Boston University Awarded Taxpayer Funds to Study CTE
On Monday, the federal government awarded $6 million to researches to study chronic traumatic encephalopathy (CTE), a condition that has been made famous by the spate of stories about CTE and concussions in professional athletes.
According to the Boston Globe, the National Institutes of Health (NIH) awarded $6 million to a "team of researchers, lead by Dr. Ann McKee, of Boston University School of Medicine and the US Department of Veterans Affairs, will receive $6 million to expand their research of CTE."

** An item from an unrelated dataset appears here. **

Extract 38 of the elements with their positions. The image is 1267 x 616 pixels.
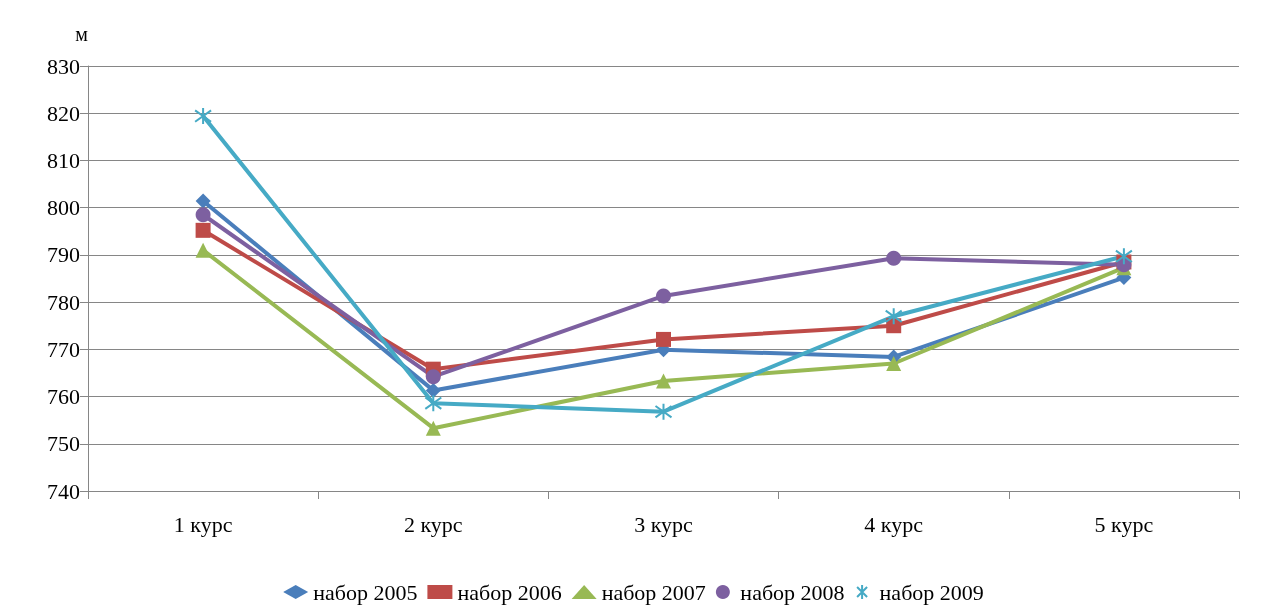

The publication notes that "current tests cannot reliably identify concussions, and there is no way to predict who will recover quickly, who will suffer long-term symptoms, and which few individuals will develop a progressive brain degeneration, similar to Alzheimer’s disease, called chronic traumatic encephalopathy (CTE)."
In addition, the Globe explicitly notes that the "diagnosis of the disease can only be made by examining the brain after death," and that "McKee’s team hopes to define a clear set of criteria that will help scientists distinguish the disease from other similar illnesses, including Alzheimer’s, and amyotrophic lateral sclerosis or ALS, during an autopsy."
But the researchers at "Massachusetts General Hospital and Washington University in St. Louis aim to correlate them with brain scans to identify features that might some day be used to diagnose CTE in living patients."
Breitbart Sports' Daniel J. Flynn has extensively documented how one company, TauMark, has been falsely claiming it can diagnose CTE in living humans.